Odnośnie tego czy też tak mam, to myślę że co dekadę są jakieś dźwięki, obrazy czy przeżycia które potrafią powrócić po dziesięciu latach i czujemy to samo co po obejrzeniu tego filmu.
Mam wrażenie, że tak wraca jednak tylko dzieciństwo. Co sprzed dekady mogłoby do mnie tak wrócić? Nie mam pojęcia. Może musiałbym coś takiego zobaczyć i wtedy stałoby sie to oczywiste, ale... TV już nie wyznacza rytmu dnia, polska TV już właściwie nie zapewni rozrywki (chyba że ktoś lubi żenujące/przeciętne programy z celebrytami i talent-show oraz telenowele), dobrych reklam w Polsce od co najmniej dekady praktycznie nie ma, rozpoznawalnych jest mało... Może to dobrze, ze tamto sie juz nie vrati, a może, chociaż często przaśne, miało jakieś zalety?
No nie za bardzo ,,gimby nie znajo''. Ja pamiętam 2/3 z tych tzeczy. Jak można nie znać tych wszystkich kreskówek i filmów animowanych? Nawet teraz można na nie trafić w telewizji.
Można wspominać z nostalgią i sentymentem tamte czasy, ale nie ma co ukrywać, że teraz wszystko jest lepsze - zwłaszcza jeśli chodzi o technologię, czy ogólnie rzecz biorąc, postęp techniczny...
Oczywiście, że lata '90 były lepsze. Może nie pod każdym względem, ale wystarczy spojrzeć do czego doprowadził chociażby rozwój internetu w dzisiejszych czasach. Dno i wodorosty. Wszystko poszło do przodu, to oczywiste, ale chyba nie wszystko poszło w dobrym kierunku. Przynajmniej w moim odczuciu.

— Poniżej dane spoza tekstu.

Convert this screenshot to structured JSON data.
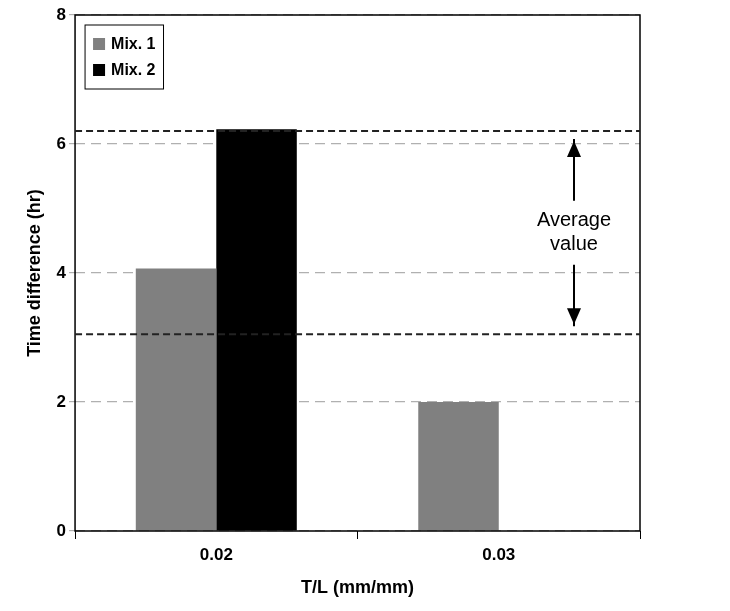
{
  "chart_data": {
    "type": "bar",
    "categories": [
      "0.02",
      "0.03"
    ],
    "series": [
      {
        "name": "Mix. 1",
        "color": "#808080",
        "values": [
          4.07,
          2.0
        ]
      },
      {
        "name": "Mix. 2",
        "color": "#000000",
        "values": [
          6.23,
          null
        ]
      }
    ],
    "x_label": "T/L (mm/mm)",
    "y_label": "Time difference (hr)",
    "ylim": [
      0,
      8
    ],
    "yticks": [
      0,
      2,
      4,
      6,
      8
    ],
    "grid": true,
    "legend": "upper left",
    "average_lines": [
      6.2,
      3.05
    ],
    "annotation": "Average value"
  }
}
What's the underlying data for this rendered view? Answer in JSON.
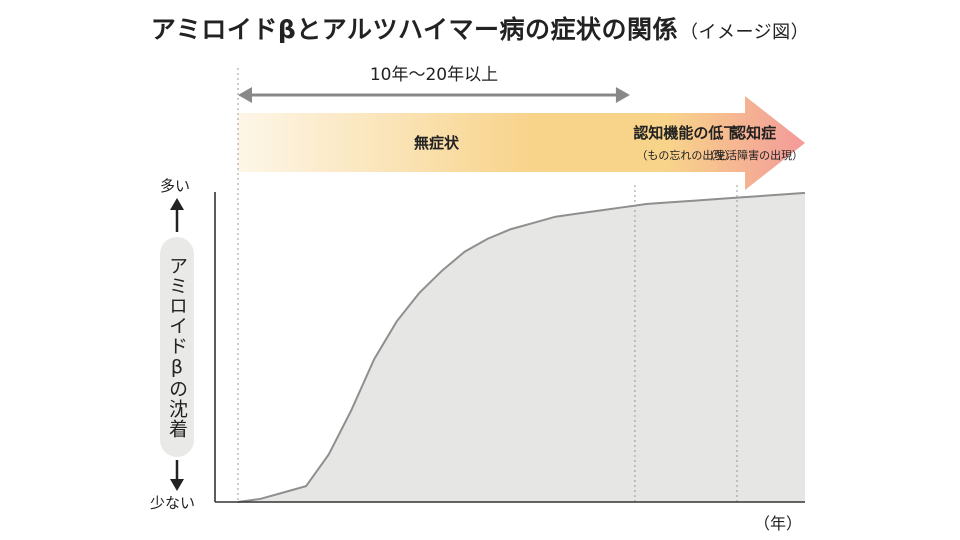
{
  "title": "アミロイドβとアルツハイマー病の症状の関係",
  "title_note": "（イメージ図）",
  "chart_data": {
    "type": "area",
    "title": "アミロイドβとアルツハイマー病の症状の関係（イメージ図）",
    "xlabel": "（年）",
    "ylabel": "アミロイドβの沈着",
    "y_top_label": "多い",
    "y_bottom_label": "少ない",
    "duration_label": "10年〜20年以上",
    "stages": [
      {
        "name": "無症状",
        "note": "",
        "start": 0,
        "end": 0.7
      },
      {
        "name": "認知機能の低下",
        "note": "（もの忘れの出現）",
        "start": 0.7,
        "end": 0.88
      },
      {
        "name": "認知症",
        "note": "（生活障害の出現）",
        "start": 0.88,
        "end": 1.0
      }
    ],
    "series": [
      {
        "x": [
          0,
          0.04,
          0.08,
          0.12,
          0.16,
          0.2,
          0.24,
          0.28,
          0.32,
          0.36,
          0.4,
          0.44,
          0.48,
          0.52,
          0.56,
          0.6,
          0.64,
          0.68,
          0.72,
          0.76,
          0.8,
          0.84,
          0.88,
          0.92,
          0.96,
          1.0
        ],
        "values": [
          0.0,
          0.01,
          0.03,
          0.05,
          0.15,
          0.29,
          0.45,
          0.57,
          0.66,
          0.73,
          0.79,
          0.83,
          0.86,
          0.88,
          0.9,
          0.91,
          0.92,
          0.93,
          0.94,
          0.945,
          0.95,
          0.955,
          0.96,
          0.965,
          0.97,
          0.975
        ]
      }
    ],
    "ylim": [
      0,
      1
    ],
    "xlim": [
      0,
      1
    ],
    "grid": false,
    "colors": {
      "fill": "#e6e6e4",
      "line": "#8f8f8f",
      "arrow": "#888888",
      "band_start": "#fdf6e8",
      "band_mid": "#f8d38a",
      "band_end": "#f39a9a"
    }
  }
}
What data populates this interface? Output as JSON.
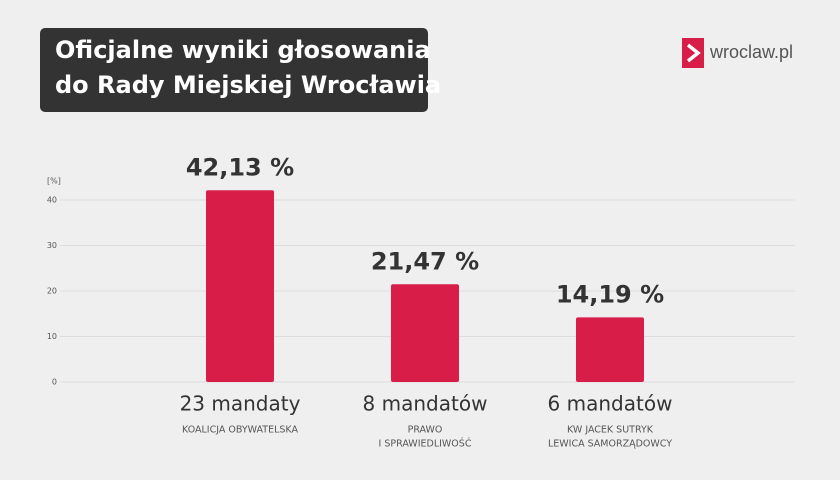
{
  "chart_data": {
    "type": "bar",
    "title_lines": [
      "Oficjalne wyniki głosowania",
      "do Rady Miejskiej Wrocławia"
    ],
    "brand": "wroclaw.pl",
    "y_label": "[%]",
    "categories": [
      "23 mandaty",
      "8 mandatów",
      "6 mandatów"
    ],
    "category_subtitles": [
      [
        "KOALICJA OBYWATELSKA"
      ],
      [
        "PRAWO",
        "I SPRAWIEDLIWOŚĆ"
      ],
      [
        "KW JACEK SUTRYK",
        "LEWICA SAMORZĄDOWCY"
      ]
    ],
    "values": [
      42.13,
      21.47,
      14.19
    ],
    "value_labels": [
      "42,13 %",
      "21,47 %",
      "14,19 %"
    ],
    "color": "#d81e48",
    "ylim": [
      0,
      45
    ],
    "yticks": [
      0,
      10,
      20,
      30,
      40
    ],
    "grid": true
  }
}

Btw 1:00 znam, ale za nic nie mogę skojarzyć z czym to połączyć.
Btw 1:00 znam, ale za nic nie mogę skojarzyć z czym to połączyć.
Intro Miliarda w rozumie, teleturnieju na tvp
Jeden z ostatnich teleturniejów gdzie naprawdę liczyła się wiedzą i były konkretne pytania a nie jak w Milionerach obecnych - pytania o jutuberów albo czy Kijowski płaci alimenty
Do mojego dzieciństwa dodalbym jeszcze:
https://youtu.be/ferXnJM0GI8
https://youtu.be/DJcuDgVYjgI
https://youtu.be/4qTrgCWpLlM
https://youtu.be/2hBSMInlDGg
https://youtu.be/4iS1k-WrTxY
https://youtu.be/cmgJJSKwqPI
No dużo mógłbym wklejać :p
Ten filmik udowadnia, jak dzisiejsze czasy się skur..ły wzgledem lat 90. Polecam oglądnać ten filmik szczególnie młodzikom ;) Niby pokazany w formie humorystycznej, ale pokazuje brutalną prawdę.
Można mieć nostalgię do lat 90 (sam jestem z rocznika '91), no ale żeby tęsknić za takimi przestarzałymi rzeczami, jak magnetowid, kasety VHS, kineskopowy telewizor? Bez przesady, technika idzie do przodu.
Można też tutaj brać pod uwagę zachowanie dzisiejszych oraz ówczesnych dzieciaków, że kiedyś były grzeczniejsze i bardziej wychowane. Ale teraz też znajdziemy ułożonych nastolatków. To wszystko zależy od rodziców, jak wychowają swoje dzieci.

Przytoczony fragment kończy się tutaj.